Yeah, those guys with the tall stacks need tall doorways! That's actually the same plan size as I am contemplating. The shed will be in view from the house, but downslope some, so maybe I can get away with a 16-foot sidewall. I have to get out there with some stakes and some bamboo poles and mock it up!

On the aesthetics, I can't get crosswise with SWMBO (She Who Must Be Obeyed).

Can a doorway EVER be too high or too wide?

I was thinking of putting the big sliding doorway in the center of an endwall, but on narrow buildings (less than 40 feet wide) the pitch on the roof tends to limit an endwall's doorway height and width - you don't want the tops of the doors higher than the roof line when the doors are open! And, it just looks goofy to have the outer ends of the door track hanging out there in space.

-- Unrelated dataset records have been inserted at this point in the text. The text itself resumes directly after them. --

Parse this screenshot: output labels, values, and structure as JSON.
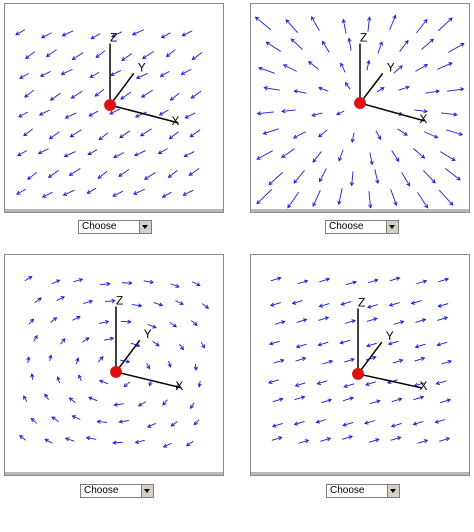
{
  "panels": [
    {
      "field": "inward-left",
      "axis_labels": {
        "x": "X",
        "y": "Y",
        "z": "Z"
      },
      "dropdown_value": "Choose"
    },
    {
      "field": "radial-out",
      "axis_labels": {
        "x": "X",
        "y": "Y",
        "z": "Z"
      },
      "dropdown_value": "Choose"
    },
    {
      "field": "swirl",
      "axis_labels": {
        "x": "X",
        "y": "Y",
        "z": "Z"
      },
      "dropdown_value": "Choose"
    },
    {
      "field": "uniform-left",
      "axis_labels": {
        "x": "X",
        "y": "Y",
        "z": "Z"
      },
      "dropdown_value": "Choose"
    }
  ],
  "colors": {
    "vector": "#1a1ad6",
    "axis": "#000000",
    "origin": "#e01010",
    "frame": "#8a8a8a"
  },
  "icons": {
    "dropdown": "chevron-down-icon",
    "origin": "origin-dot-icon"
  }
}
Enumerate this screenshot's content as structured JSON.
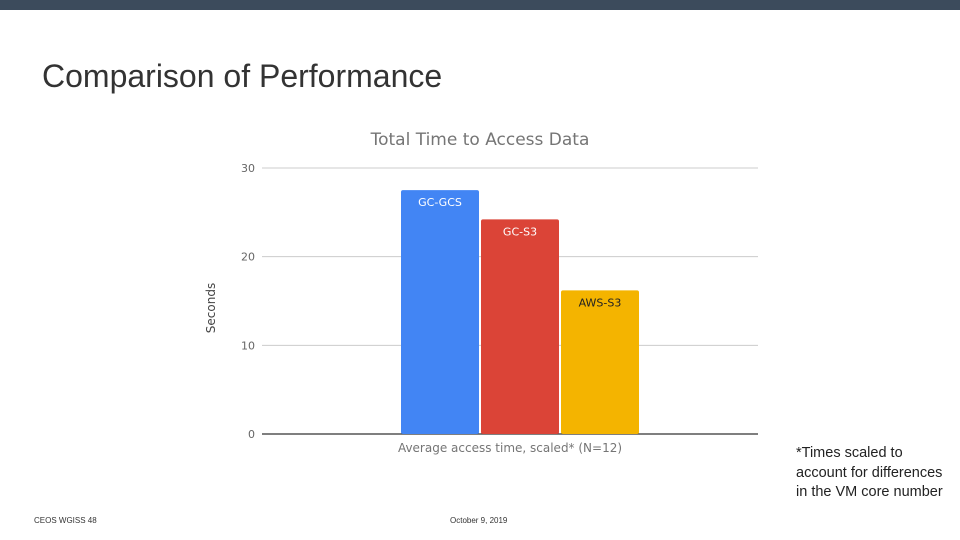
{
  "slide": {
    "title": "Comparison of Performance",
    "footnote": "*Times scaled to account for differences in the VM core number",
    "footer_left": "CEOS WGISS 48",
    "footer_center": "October 9, 2019"
  },
  "colors": {
    "topbar": "#3c4b5c",
    "grid": "#cccccc",
    "axis": "#333333",
    "label_text": "#757575"
  },
  "chart_data": {
    "type": "bar",
    "title": "Total Time to Access Data",
    "xlabel": "Average access time, scaled* (N=12)",
    "ylabel": "Seconds",
    "ylim": [
      0,
      30
    ],
    "yticks": [
      0,
      10,
      20,
      30
    ],
    "grid": true,
    "categories": [
      "Average access time, scaled* (N=12)"
    ],
    "series": [
      {
        "name": "GC-GCS",
        "values": [
          27.5
        ],
        "color": "#4285f4"
      },
      {
        "name": "GC-S3",
        "values": [
          24.2
        ],
        "color": "#db4437"
      },
      {
        "name": "AWS-S3",
        "values": [
          16.2
        ],
        "color": "#f4b400"
      }
    ]
  }
}
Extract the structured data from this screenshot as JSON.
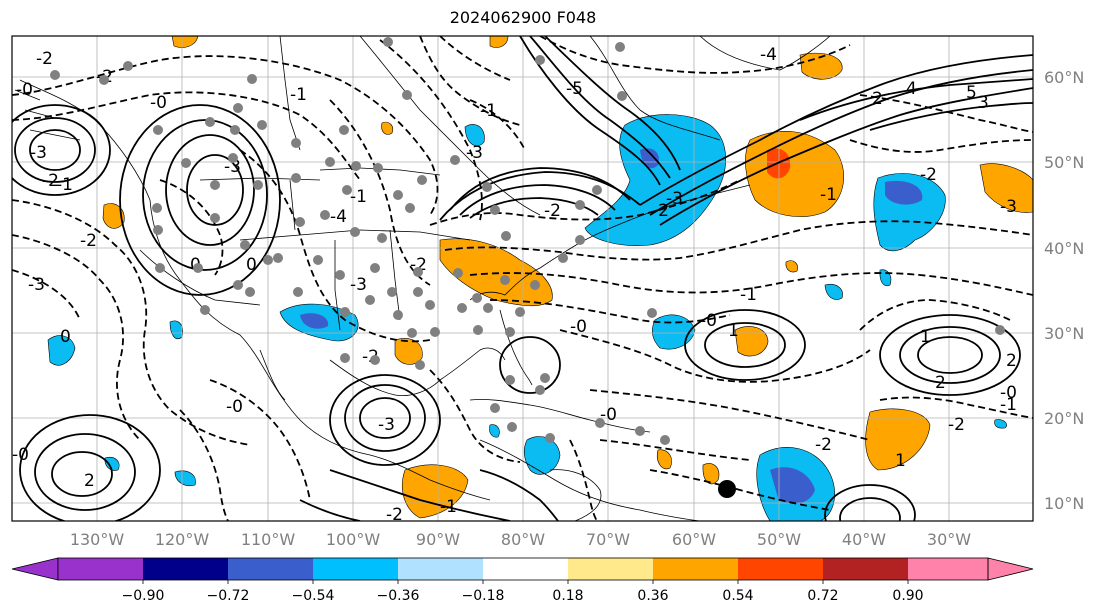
{
  "title": "2024062900 F048",
  "colors": {
    "positive_light": "#ffe98a",
    "positive_orange": "#ffa500",
    "positive_red": "#ff4500",
    "negative_cyan": "#0bbcf2",
    "negative_blue": "#3a5fcd",
    "state_dots": "#808080",
    "marker": "#000000"
  },
  "map": {
    "lon_labels": [
      "130°W",
      "120°W",
      "110°W",
      "100°W",
      "90°W",
      "80°W",
      "70°W",
      "60°W",
      "50°W",
      "40°W",
      "30°W"
    ],
    "lat_labels": [
      "60°N",
      "50°N",
      "40°N",
      "30°N",
      "20°N",
      "10°N"
    ],
    "contour_labels": [
      "-2",
      "-2",
      "-0",
      "-0",
      "-1",
      "-3",
      "-2",
      "-1",
      "-2",
      "-3",
      "-3",
      "-2",
      "-3",
      "-1",
      "-2",
      "-5",
      "-2",
      "-3",
      "-4",
      "-3",
      "-1",
      "-4",
      "-3",
      "-2",
      "-1",
      "-2",
      "-3",
      "-0",
      "-0",
      "-0",
      "-1",
      "-1",
      "-2",
      "-0",
      "-0",
      "-0",
      "-1",
      "-2",
      "-2",
      "4",
      "5",
      "2",
      "3",
      "1",
      "1",
      "2",
      "2",
      "1",
      "0",
      "0",
      "0",
      "2"
    ]
  },
  "colorbar": {
    "ticks": [
      "−0.90",
      "−0.72",
      "−0.54",
      "−0.36",
      "−0.18",
      "0.18",
      "0.36",
      "0.54",
      "0.72",
      "0.90"
    ],
    "colors": [
      "#9932cc",
      "#00008b",
      "#3a5fcd",
      "#00bfff",
      "#b0e2ff",
      "#ffffff",
      "#ffe98a",
      "#ffa500",
      "#ff4500",
      "#b22222",
      "#ff82ab"
    ]
  }
}
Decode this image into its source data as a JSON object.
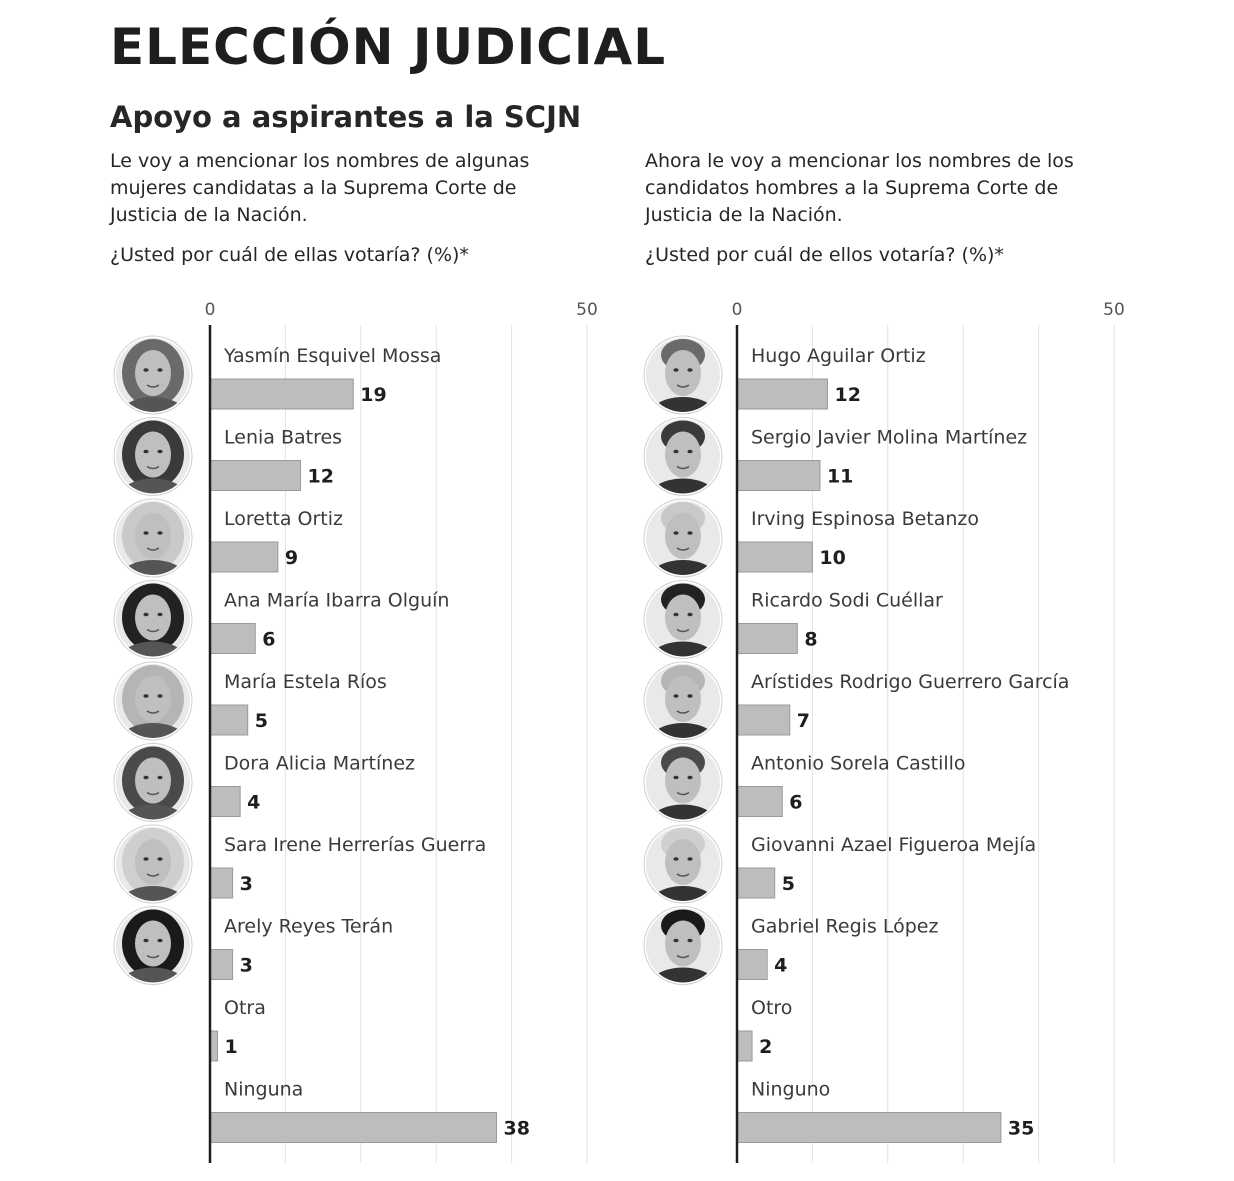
{
  "title": "ELECCIÓN JUDICIAL",
  "subtitle": "Apoyo a aspirantes a la SCJN",
  "left_panel": {
    "question": "Le voy a mencionar los nombres de algunas mujeres candidatas a la Suprema Corte de Justicia de la Nación.",
    "prompt": "¿Usted por cuál de ellas votaría? (%)*"
  },
  "right_panel": {
    "question": "Ahora le voy a mencionar los nombres de los candidatos hombres a la Suprema Corte de Justicia de la Nación.",
    "prompt": "¿Usted por cuál de ellos votaría? (%)*"
  },
  "colors": {
    "bar": "#bdbdbd",
    "axis": "#1e1e1e",
    "text": "#1e1e1e"
  },
  "chart_data": [
    {
      "type": "bar",
      "orientation": "horizontal",
      "title": "¿Usted por cuál de ellas votaría? (%)*",
      "xlim": [
        0,
        50
      ],
      "xticks": [
        0,
        50
      ],
      "grid": true,
      "categories": [
        "Yasmín Esquivel Mossa",
        "Lenia Batres",
        "Loretta Ortiz",
        "Ana María Ibarra Olguín",
        "María Estela Ríos",
        "Dora Alicia Martínez",
        "Sara Irene Herrerías Guerra",
        "Arely Reyes Terán",
        "Otra",
        "Ninguna"
      ],
      "values": [
        19,
        12,
        9,
        6,
        5,
        4,
        3,
        3,
        1,
        38
      ],
      "photos": [
        true,
        true,
        true,
        true,
        true,
        true,
        true,
        true,
        false,
        false
      ]
    },
    {
      "type": "bar",
      "orientation": "horizontal",
      "title": "¿Usted por cuál de ellos votaría? (%)*",
      "xlim": [
        0,
        50
      ],
      "xticks": [
        0,
        50
      ],
      "grid": true,
      "categories": [
        "Hugo Aguilar Ortiz",
        "Sergio Javier Molina Martínez",
        "Irving Espinosa Betanzo",
        "Ricardo Sodi Cuéllar",
        "Arístides Rodrigo Guerrero García",
        "Antonio Sorela Castillo",
        "Giovanni Azael Figueroa Mejía",
        "Gabriel Regis López",
        "Otro",
        "Ninguno"
      ],
      "values": [
        12,
        11,
        10,
        8,
        7,
        6,
        5,
        4,
        2,
        35
      ],
      "photos": [
        true,
        true,
        true,
        true,
        true,
        true,
        true,
        true,
        false,
        false
      ]
    }
  ]
}
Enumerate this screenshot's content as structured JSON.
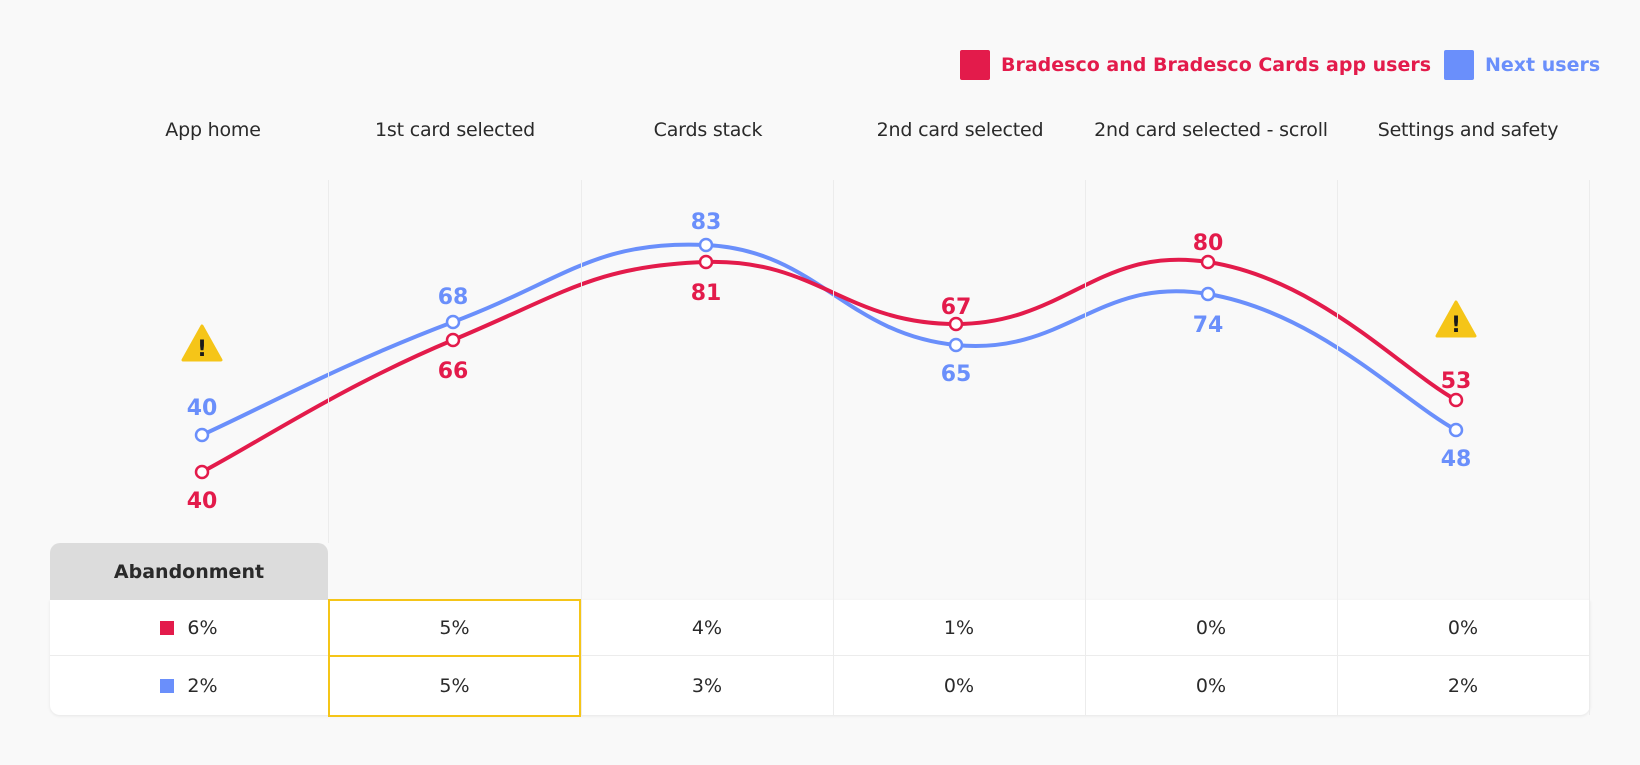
{
  "legend": {
    "series1": "Bradesco and Bradesco Cards app users",
    "series2": "Next users"
  },
  "colors": {
    "series1": "#e31b4b",
    "series2": "#6a8ffb",
    "warning": "#f5c518",
    "highlight": "#f5c518"
  },
  "chart_data": {
    "type": "line",
    "categories": [
      "App home",
      "1st card selected",
      "Cards stack",
      "2nd card selected",
      "2nd card selected - scroll",
      "Settings and safety"
    ],
    "series": [
      {
        "name": "Bradesco and Bradesco Cards app users",
        "values": [
          40,
          66,
          81,
          67,
          80,
          53
        ]
      },
      {
        "name": "Next users",
        "values": [
          40,
          68,
          83,
          65,
          74,
          48
        ]
      }
    ],
    "value_labels": [
      [
        "40",
        "66",
        "81",
        "67",
        "80",
        "53"
      ],
      [
        "40",
        "68",
        "83",
        "65",
        "74",
        "48"
      ]
    ],
    "warnings": [
      "App home",
      "Settings and safety"
    ],
    "warning_glyph": "!",
    "title": "",
    "xlabel": "",
    "ylabel": ""
  },
  "table": {
    "header": "Abandonment",
    "rows": [
      {
        "series": "Bradesco and Bradesco Cards app users",
        "first": "6%",
        "values": [
          "5%",
          "4%",
          "1%",
          "0%",
          "0%"
        ]
      },
      {
        "series": "Next users",
        "first": "2%",
        "values": [
          "5%",
          "3%",
          "0%",
          "0%",
          "2%"
        ]
      }
    ],
    "highlighted_column": "1st card selected"
  }
}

On endwalls, we would make two doors meet on the lengthwise CL of the building. Endwall door frame-out is much simpler construction than for sidewall doors. Because on the sidewall, you're limited to a 9 foot-wide door opening and height at least a foot lower than the top of the sidewall, if you don't want to use headers and a stub pole to support the truss-end that would land in the doorway. It's just $$$. To me, 9 feet is too narrow for a sliding door, especially if you're wanting to back something around a corner on the way in. So, I'm gonna put my sliding door in the sidewall. It'll be 12 feet wide, with a clearance of 11 feet of height. That's like a minimal door height, in my mind. I'm going to have to balance the aesthetics of a very tall sidewall and a low doorway in a compromise of both...

Hey, the aesthetics RULE in the downstream marketplace!
And, MUCH more importantly, to SWMBO.